Path Tracking and Handling Stability Coordinated Control of 4WS and DYC for Distributed In-Wheel Motor Drive Electric Vehicle Under Extreme Conditions

How to improve the path tracking ability and handling stability under critical maneuvers is an important research issue for distributed in-wheel motor drive electric vehicle (IWMDEV). This article proposes a novel coordinated control architecture of active four-wheel steering (4WS) system and direct yaw moment control (DYC) system for IWMDEV. Firstly, a novel shared steering control framework for 4WS system is built, which includes two players, namely, the active front steering (AFS)and active rear steering (ARS).
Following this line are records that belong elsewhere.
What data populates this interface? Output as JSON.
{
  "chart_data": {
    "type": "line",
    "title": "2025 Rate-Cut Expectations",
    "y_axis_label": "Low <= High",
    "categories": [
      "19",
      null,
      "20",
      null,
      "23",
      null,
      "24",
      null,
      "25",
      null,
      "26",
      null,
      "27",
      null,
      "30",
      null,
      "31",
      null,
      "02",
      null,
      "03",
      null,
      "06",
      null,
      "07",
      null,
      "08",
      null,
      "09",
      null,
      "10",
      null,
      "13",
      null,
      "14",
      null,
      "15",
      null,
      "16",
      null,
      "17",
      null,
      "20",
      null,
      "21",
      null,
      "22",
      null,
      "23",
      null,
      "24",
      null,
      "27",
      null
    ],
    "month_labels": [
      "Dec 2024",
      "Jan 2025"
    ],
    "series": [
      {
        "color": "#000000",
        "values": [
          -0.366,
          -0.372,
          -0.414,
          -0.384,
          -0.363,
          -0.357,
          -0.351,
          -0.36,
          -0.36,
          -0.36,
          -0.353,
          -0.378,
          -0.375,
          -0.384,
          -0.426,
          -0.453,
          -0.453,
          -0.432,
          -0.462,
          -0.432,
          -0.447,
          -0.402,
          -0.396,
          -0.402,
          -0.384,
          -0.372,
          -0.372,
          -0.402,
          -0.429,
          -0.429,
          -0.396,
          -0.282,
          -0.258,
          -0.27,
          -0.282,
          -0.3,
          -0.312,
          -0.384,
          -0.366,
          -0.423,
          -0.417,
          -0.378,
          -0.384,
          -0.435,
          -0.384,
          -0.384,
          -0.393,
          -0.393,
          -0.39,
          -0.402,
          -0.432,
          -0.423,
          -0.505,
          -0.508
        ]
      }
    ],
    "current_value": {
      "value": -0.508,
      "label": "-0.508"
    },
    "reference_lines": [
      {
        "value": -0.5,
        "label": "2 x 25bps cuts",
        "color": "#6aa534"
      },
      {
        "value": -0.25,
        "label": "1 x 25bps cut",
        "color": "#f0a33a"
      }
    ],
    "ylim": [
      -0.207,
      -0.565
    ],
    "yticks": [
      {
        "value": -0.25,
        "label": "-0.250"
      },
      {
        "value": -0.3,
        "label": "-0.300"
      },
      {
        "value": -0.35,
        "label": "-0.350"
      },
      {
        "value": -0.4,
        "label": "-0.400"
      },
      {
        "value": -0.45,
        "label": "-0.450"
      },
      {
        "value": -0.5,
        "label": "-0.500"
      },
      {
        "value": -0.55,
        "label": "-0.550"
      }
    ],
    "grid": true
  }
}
The non-cooperative game theory-based control strategy between AFS and ARS is designed to provide more lateral stability for the path following control. Secondly, a linear time-varying model predictive control (LTV-MPC) is used to determine the direct yaw moment of the vehicle. Then, on the basis of comprehensive consideration of system characteristics and control objective performance requirement, the coordination controller based on K-means Density Peak Clustering and Particle Swarm Optimization (KDPC-PSO) algorithm is put forward to calculate optimal weight coefficient between the ARS system and DYC system. Finally, the Carsim/Simulink co-simulation and Hardware-in-the Loop (HIL) experiment results show that the proposed control system can effectively improve the path tracking ability and handling stability of IWMDEV under extreme conditions.